The ATLAS and CMS Collaborations have performed several measurements of t$\overline{t}$ asymmetries using LHC collision events with either a single lepton or exactly two leptons, collected at 7, 8, and 13 TeV centre-of-mass energy. The fact that t$\overline{t}$ production via quark antiquark annihilation is not invariant under exchange of top quark and top antiquark manifests itself in different asymmetries. Both collaborations measured the lepton and t$\overline{t}$ charge asymmetries. The CMS Collaboration analyzed in addition the forward-backward asymmetry of t$\overline{t}$ events, while the ATLAS Collaboration investigated the t$\overline{t}$ energy asymmetry and the charge asymmetry in t$\overline{t}$ events where an additional W boson is produced. The measured asymmetries are typically corrected for efficiency and acceptance effects and thus extrapolated to either a fiducial or the full phase space. In addition both collaborations dedicated analyses to investigate the t$\overline{t}$ charge asymmetry in events with a boosted topology. While inclusive asymmetry measurements were performed at 7 TeV, the increase of the dataset available at 8 and 13 TeV allowed to perform differential measurements in phase spaces where asymmetries are predicted to be enhanced. Hence the expected asymmetry decrease with increased centre-of-mass energy could be compensated. The corrections of the reconstructed distributions required the application of unfolding methods where especially for the differential measurements and their combination significant development work was needed in order to make the existing algorithms applicable. The results of the presented analyses have shown that the t$\overline{t}$ charge asymmetry—although smaller in size compared to the effect at the Tevatron—is also measureable at the LHC, even differentially as function of suited kinematic variables of the t$\overline{t}$ system. The LHC measurements yield no significant hint of contributions from physics beyond the standard model.

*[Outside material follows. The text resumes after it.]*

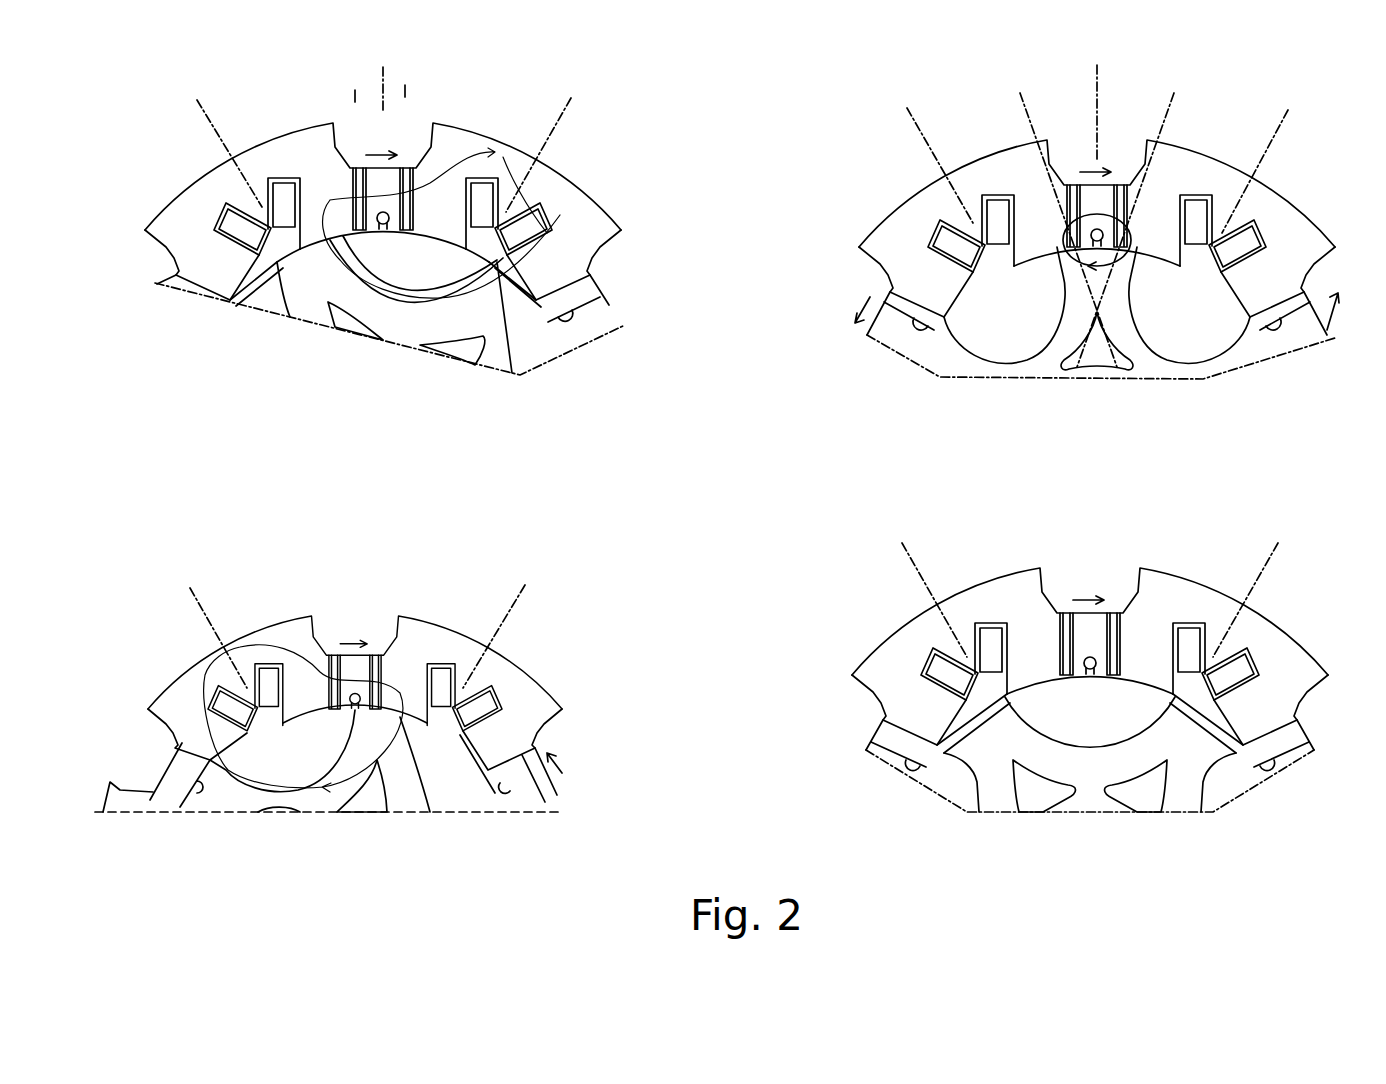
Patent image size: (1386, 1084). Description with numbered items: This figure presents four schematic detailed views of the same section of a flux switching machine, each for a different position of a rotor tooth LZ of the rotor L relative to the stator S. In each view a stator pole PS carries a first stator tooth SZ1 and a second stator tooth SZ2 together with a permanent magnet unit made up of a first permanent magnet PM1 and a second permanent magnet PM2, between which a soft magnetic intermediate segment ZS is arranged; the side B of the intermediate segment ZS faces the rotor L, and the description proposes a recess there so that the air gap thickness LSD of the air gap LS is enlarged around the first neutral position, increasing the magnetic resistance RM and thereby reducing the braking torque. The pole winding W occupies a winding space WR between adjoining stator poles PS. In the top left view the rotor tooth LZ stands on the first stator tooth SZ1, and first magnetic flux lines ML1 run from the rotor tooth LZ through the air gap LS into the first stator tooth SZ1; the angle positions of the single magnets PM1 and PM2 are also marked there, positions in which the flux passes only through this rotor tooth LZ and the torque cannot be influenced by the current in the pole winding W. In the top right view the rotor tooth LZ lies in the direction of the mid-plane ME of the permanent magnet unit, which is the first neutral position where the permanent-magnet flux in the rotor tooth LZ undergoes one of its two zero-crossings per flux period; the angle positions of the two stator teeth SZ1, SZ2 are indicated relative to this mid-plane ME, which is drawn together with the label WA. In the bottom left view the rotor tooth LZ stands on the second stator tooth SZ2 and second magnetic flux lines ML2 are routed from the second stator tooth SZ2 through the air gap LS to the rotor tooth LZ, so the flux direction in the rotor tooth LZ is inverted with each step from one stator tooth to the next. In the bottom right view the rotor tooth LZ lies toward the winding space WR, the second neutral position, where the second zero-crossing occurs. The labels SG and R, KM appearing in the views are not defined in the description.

Although the precision for some of the analyses is—especially given the small size of the effect—quite impressive, it is apparent that the analyses are dominated by statistical uncertainties in the phase spaces where the asymmetries are expected to be enhanced. Their sensitivity thus is limited by the size of the selected dataset. Given that the data taking periods at 7, 8, and 13 TeV are over, a reduction of the statistical component of the measurements will only be possible by analyzing the data of the recently started Run 3 and the future high luminosity LHC phase. The to be expected larger samples of selected t$\overline{t}$ candidate events will enable measurements to focus on the interesting regions in phase space with enhanced t$\overline{t}$ charge asymmetry, e.g., mainly events with boosted topologies. Furthermore, the vast amount of available t$\overline{t}$ signal events will facilitate multi-differential measurements of the t$\overline{t}$ charge asymmetry and will thus help to increase our knowledge of this property and the nature of the top quark itself. Higher collision energies on the contrary will not bring further advantage as the size of the effect decreases with increasing centre-of-mass energy.

Looking beyond the future LHC extensions, the next particle collider will most probably be an electron-positron machine. Assuming the centre-of-mass energy of the collider exceeds the t$\overline{t}$ production threshold, it will be able to study pairwise top-quark production via electron-positron annihilation for the first time. The interaction of the produced top quarks and antiquarks with the electric fields of the incoming electron and positron will also result in preferred spatial directions for the production of top (anti)quarks, thus giving rise to an asymmetry between top quark and antiquark. The thorough analysis of this asymmetry in top quark pair production through electron-positron annihilation will complement the information collected by analyzing the mostly QCD-induced charge asymmetry in t$\overline{t}$ production from quark-antiquark annihilation, as discussed in this review.

Thus, the future of t$\overline{t}$ production asymmetries remains interesting. Incoming measurements with increased precision will help to improve the level of details under which the standard model of particle physics is scrutinized and the search for new physics beyond what is currently known.